Plaintiff's boyfriend showed up, and about this time, Deputy Truitt noticed that Plaintiff had slipped her wrists under her feet so that her hands were in front. Deputy Humann extracted her from the patrol car and Defendants shoved her against the car, slammed her head into the car, kneed her in the leg and lower back, and pepper-sprayed her while recuffing her with an unauthorized and very painful technique. Defendants put her back in the patrol car and her boyfriend testified that they again pepper-sprayed her.

PROCEDURE: Defendants charged Plaintiff with DUI, resisting arrest with violence, and three counts of battery on a LEO. Eventually, Plaintiff pleaded no contest to one count of resisting with violence and went on probation, but violated it and was adjudicated guilty of resisting with violence, a felony. The charging document [Note: Florida charges most noncapital felonies by "information," which is like an indictment, but signed only by a prosecutor who has heard sworn testimony in secret, instead of a grand jury. Sort of cuts out the middleman.] read that she had resisted arrest "by offering or doing violence to the person of said officer," but the judgment of conviction did not specify any further findings of fact.

Plaintiff sued Defendants in U.S. District Court for the Middle District of Florida per 42 U.S.C. § 1983 for excessive force in violation of her Fourth, Fifth, and Fourteenth Amendment rights.
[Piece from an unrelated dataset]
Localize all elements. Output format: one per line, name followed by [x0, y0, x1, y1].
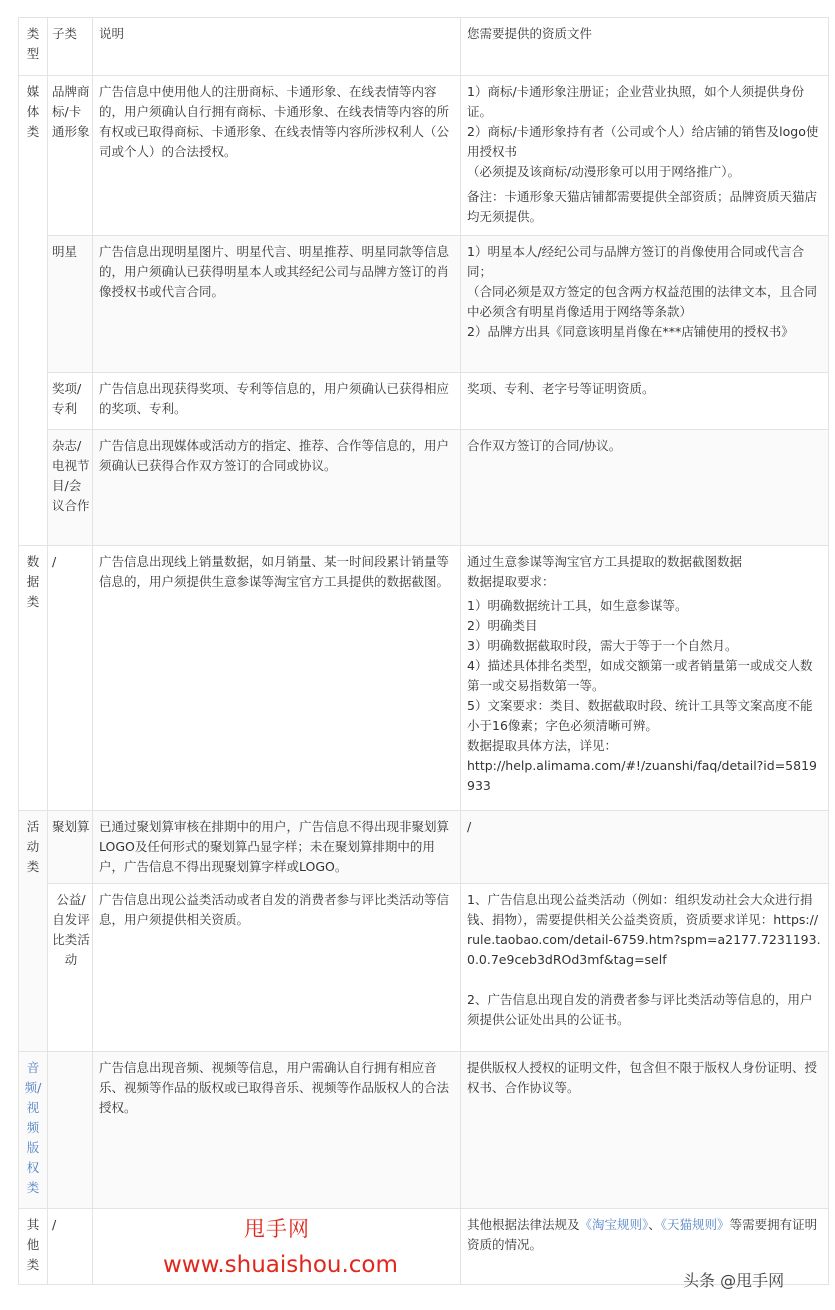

Defendants moved for summary judgment, arguing that since Plaintiff stood convicted of resisting with violence, a judgment against Defendants for excessive force would imply the conviction was invalid, which federal courts could not do. The trial court agreed. SUMMARY JUDGMENT GRANTED. Plaintiff appealed to the U.S. Court of Appeals for the Eleventh Circuit.
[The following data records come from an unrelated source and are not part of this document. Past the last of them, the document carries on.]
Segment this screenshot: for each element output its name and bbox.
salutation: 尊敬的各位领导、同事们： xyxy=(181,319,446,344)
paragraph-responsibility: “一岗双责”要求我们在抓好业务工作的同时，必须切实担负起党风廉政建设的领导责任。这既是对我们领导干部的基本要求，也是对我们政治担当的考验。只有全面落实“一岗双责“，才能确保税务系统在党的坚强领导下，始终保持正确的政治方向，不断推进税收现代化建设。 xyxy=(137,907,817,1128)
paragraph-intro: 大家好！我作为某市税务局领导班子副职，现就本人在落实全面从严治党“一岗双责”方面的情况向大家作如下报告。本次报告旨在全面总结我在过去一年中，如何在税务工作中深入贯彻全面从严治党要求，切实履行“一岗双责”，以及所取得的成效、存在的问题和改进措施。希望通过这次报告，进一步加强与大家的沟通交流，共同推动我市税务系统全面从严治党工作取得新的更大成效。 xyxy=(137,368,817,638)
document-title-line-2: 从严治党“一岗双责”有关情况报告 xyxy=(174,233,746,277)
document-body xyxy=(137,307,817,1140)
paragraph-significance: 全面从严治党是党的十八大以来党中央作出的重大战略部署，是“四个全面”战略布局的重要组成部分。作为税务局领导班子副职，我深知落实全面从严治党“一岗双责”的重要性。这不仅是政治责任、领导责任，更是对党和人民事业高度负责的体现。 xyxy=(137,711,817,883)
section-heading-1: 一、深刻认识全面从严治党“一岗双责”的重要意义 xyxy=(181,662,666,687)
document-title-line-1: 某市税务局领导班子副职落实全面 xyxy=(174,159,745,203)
DECISION: While a lawful arrest, followed by a conviction for resisting arrest, may foreclose an action for illegal arrest, that was not quite the case presented here. Plaintiff was suing for excessive use of force, and it is entirely possible for police to use too much force even when overcoming unlawful resistance to a lawful arrest. Here, Plaintiff was already under arrest when she slipped the cuffs to her front, meaning that what happened after Defendants pulled her out of the car and supposedly roughed her up while recuffing her was not part of the arrest. In the Eleventh Circuit, suing for excessive force under these facts would not imply that her conviction for resisting arrest was invalid. Therefore, a § 1983 suit and a criminal conviction could coexist in this particular logical universe. Indeed, any other rule would imply that police can beat resisting subjects to their hearts' content without civil lawsuit worries. SUMMARY JUDGMENT REVERSED and cause REMANDED for entry of denial of summary judgment.

EDITORIAL: Well, if all this is true, as we have to ass-u-me for summary judgment, I have to agree with the decision. Somehow, though, I would guess that not all was as the young lady would have us believe. She didn't manage to complete probation (the opinion calls it "parole" but there is no parole in Florida anymore), which only habitual losers can't do, and shouldn't have resisted in the first place, of course.

In the deputies' place, I might not have been so ready to charge her with drunk driving if she was only sitting in the driver's seat with no key and the engine off. Which makes me think that maybe she was doing MORE than just sitting there. For sure, I wouldn't have put my hand over her mouth. That's a good way to get bitten! Which again, makes me doubt that part of her story, because most people would allow their fear of getting bit to overcome their instinct to shut her up. I say, if she doesn't want to hear the implied consent statement, she doesn't have to ... but she does have to do what it says anyway.